When I completed my survey of Na’vi speakers, there was a newspaper story about me and my work and how it tied to endangered languages. Alex McDowell, who was the production designer for “Man of Steel,” read it while flying from Chicago to Vancouver. They were in the middle of filming, and they knew they wanted to have a written Kryptonian language all over the set, but they hadn’t considered that it had to be an actual language. As soon as he read the article about Na’vi, he realized that he was going to have gibberish, and that’s not OK. So when he landed, he had his assistant email me, and I was there within the week.
Are there other reasons people invent languages?
People who invent languages are hugely diverse. There are people who start making languages when they’re 8 or 9 and start building worlds in their imagination. The writer J.R.R. Tolkien was famously known for making languages and then writing “The Lord of the Rings” to put his languages in. There are people who want to see the world in different ways. People who want to promote a language that is used instead of a colonial language, like Esperanto was used to be a language for the world. There are people like me who make them for pop culture, or there are people who make them to play with language, because they’re just really fascinated with linguistic structures. Some people try to make a language with only verbs. Some try to avoid adjectives.
One very simple invented language is Toki Pona. It has 123 words. The idea is that you can just learn this set of words and anything you want to say can be said by combinations of those 123 words. Then we have very complex languages like Ithkuil that were invented to avoid the ambiguity in most real languages.
English, for example, doesn’t specify how we know a piece of information. If I say I know it’s cold out, how do I know that? Is it because I saw it on my thermometer? Did I feel it with my body? Did someone tell me? Some other languages, natural languages, make this distinction with what are called evidentials. You add something to your verb that says I know it because I felt it with my body, or whatever. Navajo does that. This is what some of these ultraprecise invented languages do, on even bigger scales.
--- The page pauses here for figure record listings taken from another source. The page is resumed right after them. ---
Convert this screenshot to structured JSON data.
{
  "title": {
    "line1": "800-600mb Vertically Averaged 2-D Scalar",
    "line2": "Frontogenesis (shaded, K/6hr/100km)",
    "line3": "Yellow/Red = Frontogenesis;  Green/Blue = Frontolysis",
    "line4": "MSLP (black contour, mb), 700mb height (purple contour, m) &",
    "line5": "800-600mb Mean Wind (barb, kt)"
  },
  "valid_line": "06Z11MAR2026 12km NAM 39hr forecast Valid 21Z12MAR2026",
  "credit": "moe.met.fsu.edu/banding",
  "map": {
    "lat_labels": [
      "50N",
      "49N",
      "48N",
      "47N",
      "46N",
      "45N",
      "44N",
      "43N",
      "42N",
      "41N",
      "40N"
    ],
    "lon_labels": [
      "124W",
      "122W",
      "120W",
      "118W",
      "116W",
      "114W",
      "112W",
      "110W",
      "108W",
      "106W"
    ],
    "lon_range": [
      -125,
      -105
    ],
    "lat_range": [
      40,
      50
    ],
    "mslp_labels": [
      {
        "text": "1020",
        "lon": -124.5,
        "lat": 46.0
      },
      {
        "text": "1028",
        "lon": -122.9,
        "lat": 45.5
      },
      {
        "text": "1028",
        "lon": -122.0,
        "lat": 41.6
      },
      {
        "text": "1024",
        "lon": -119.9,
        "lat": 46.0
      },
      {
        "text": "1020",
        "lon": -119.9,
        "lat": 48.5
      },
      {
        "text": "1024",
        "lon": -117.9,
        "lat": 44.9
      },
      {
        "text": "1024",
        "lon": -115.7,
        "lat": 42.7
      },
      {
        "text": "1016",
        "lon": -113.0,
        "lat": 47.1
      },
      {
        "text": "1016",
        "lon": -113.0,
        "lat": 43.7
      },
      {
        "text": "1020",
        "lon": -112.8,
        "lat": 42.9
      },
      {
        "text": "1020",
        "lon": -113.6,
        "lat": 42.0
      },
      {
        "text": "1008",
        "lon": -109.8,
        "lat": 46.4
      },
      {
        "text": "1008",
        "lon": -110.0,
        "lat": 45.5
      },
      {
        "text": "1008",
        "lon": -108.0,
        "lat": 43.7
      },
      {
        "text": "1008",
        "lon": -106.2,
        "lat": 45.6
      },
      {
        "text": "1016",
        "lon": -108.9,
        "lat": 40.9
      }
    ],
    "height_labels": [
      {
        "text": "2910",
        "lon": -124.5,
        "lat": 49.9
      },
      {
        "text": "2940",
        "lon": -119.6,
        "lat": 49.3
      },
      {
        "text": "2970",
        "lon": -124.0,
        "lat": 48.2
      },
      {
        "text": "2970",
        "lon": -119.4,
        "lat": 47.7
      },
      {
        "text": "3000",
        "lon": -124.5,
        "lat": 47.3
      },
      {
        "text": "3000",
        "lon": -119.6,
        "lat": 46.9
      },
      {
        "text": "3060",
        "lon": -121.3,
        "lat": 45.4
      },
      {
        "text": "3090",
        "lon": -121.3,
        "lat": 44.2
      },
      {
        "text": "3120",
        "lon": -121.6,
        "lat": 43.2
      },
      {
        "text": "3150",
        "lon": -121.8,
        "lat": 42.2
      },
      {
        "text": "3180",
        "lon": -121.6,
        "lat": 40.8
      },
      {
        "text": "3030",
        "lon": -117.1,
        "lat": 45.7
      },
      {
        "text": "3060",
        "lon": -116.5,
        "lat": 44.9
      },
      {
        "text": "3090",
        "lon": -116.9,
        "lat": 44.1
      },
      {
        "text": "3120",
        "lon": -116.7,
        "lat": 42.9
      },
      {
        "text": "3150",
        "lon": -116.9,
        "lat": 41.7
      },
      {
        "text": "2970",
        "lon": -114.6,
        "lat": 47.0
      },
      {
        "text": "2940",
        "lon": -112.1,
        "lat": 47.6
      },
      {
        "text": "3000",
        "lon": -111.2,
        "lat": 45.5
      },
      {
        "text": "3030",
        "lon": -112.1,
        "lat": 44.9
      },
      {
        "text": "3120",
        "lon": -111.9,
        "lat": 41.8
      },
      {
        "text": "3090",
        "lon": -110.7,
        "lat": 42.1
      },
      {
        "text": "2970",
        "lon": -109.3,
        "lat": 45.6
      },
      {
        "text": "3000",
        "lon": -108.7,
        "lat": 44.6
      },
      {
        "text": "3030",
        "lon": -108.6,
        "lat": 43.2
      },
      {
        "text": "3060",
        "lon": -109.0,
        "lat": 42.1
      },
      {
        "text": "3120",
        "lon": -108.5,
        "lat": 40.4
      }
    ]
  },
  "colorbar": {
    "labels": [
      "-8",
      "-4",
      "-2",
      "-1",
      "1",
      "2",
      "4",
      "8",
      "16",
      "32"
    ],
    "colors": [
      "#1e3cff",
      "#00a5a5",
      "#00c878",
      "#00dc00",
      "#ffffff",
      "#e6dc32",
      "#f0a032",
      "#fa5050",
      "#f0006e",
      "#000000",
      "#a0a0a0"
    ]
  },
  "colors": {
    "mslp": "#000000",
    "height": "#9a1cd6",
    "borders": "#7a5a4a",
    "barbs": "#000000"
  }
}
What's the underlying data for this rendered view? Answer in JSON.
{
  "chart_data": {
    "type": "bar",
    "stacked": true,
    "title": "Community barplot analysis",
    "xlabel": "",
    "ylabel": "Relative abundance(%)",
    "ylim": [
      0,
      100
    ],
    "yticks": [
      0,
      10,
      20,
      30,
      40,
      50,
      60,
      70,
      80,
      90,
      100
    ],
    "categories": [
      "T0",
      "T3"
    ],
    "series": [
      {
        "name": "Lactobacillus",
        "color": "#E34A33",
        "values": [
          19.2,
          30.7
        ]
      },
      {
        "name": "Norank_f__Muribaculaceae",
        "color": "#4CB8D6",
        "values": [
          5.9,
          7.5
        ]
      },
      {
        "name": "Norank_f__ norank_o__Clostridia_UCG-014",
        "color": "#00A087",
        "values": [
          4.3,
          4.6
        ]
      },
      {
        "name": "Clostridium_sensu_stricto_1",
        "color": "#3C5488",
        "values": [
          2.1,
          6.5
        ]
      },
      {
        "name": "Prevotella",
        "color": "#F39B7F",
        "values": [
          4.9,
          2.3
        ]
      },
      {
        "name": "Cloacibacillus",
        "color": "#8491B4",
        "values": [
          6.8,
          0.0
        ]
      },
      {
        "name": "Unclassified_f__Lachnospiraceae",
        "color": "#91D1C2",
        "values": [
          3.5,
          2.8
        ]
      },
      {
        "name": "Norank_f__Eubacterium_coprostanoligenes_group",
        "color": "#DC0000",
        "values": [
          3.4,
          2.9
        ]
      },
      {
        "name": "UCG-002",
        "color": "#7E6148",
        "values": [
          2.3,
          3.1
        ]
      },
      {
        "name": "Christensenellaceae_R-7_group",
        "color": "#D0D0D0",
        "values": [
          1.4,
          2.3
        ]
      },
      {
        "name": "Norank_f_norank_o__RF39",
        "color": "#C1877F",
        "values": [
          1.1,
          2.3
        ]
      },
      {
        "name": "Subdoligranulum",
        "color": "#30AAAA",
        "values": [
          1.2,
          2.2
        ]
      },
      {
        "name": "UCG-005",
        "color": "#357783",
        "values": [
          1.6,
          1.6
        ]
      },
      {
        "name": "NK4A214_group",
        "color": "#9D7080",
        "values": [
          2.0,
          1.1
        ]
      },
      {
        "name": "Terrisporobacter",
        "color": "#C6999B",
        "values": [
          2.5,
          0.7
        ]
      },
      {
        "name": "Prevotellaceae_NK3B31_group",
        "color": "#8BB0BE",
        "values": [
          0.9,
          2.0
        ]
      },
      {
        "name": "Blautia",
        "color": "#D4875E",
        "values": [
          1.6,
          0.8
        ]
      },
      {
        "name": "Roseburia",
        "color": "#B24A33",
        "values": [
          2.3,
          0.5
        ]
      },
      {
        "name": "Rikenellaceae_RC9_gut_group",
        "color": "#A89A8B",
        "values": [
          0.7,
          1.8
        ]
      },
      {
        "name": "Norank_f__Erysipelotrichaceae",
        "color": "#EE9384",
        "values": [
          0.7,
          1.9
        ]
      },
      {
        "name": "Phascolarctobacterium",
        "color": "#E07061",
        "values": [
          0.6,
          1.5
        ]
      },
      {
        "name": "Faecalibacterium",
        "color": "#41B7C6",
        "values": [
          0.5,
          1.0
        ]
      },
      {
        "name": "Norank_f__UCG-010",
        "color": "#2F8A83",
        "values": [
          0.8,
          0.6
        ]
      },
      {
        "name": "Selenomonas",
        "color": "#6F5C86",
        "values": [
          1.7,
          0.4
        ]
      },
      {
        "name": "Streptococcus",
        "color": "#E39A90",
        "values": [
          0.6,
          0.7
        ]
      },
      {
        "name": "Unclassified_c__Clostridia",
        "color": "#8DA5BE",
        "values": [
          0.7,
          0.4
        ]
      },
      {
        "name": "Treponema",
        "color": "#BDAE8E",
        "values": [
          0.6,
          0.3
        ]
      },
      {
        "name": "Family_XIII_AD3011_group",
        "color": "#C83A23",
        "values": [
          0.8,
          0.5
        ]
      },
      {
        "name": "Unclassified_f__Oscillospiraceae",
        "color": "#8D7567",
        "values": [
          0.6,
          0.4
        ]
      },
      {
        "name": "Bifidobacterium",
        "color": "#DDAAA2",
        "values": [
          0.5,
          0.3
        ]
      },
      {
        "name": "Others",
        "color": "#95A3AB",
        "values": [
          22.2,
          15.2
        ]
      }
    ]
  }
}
You started down this path looking for lessons you could apply to your other academic work, on endangered languages. How do invented languages compare with endangered ones?
I would say that they are endangered languages. Endangered languages are ones that are not being taught intergenerationally by parents to children. They have small numbers of speakers, they are low in prestige, they often don’t have writing systems, they’re not official.
I was interested in looking at these individuals from fan communities that are learning languages quite quickly. What were they doing? How were they learning the languages? They would often have members of the community make online dictionaries, and post lessons, and do other things that are innovative to help people learn. I looked at that to see how endangered-language communities might be able to model the learning processes of these fandoms.
Did you learn anything useful for the conservation of endangered languages?
Around the same time I was working on the Na’vi study, I was working with the Taku River Tlingit First Nation in British Columbia. We were developing an online database to document place names throughout their territory and provide a space for individuals to learn those names. One of the things I learned from the Na’vi community is the importance of having audio files and imagery, a place for people to talk to each other, linking it to social media. Having a welcoming phrase at the beginning of the website. On the “Learn Na’vi” forum, it says “kaltxì” —which means “welcome to our community.” We brought a lot of these things into the Taku River Tlingit place-names website.
What’s the easiest invented language to learn?
Ooh! Ones that are meant to be simple are probably the easiest. I might say Esperanto. People also vote for Toki Pona.
But it depends on who you are. If you’re a fan of “Star Trek,” you might have that passion and drive to learn Klingon, so that might be easiest for you, despite the fact that it’s a very hard language.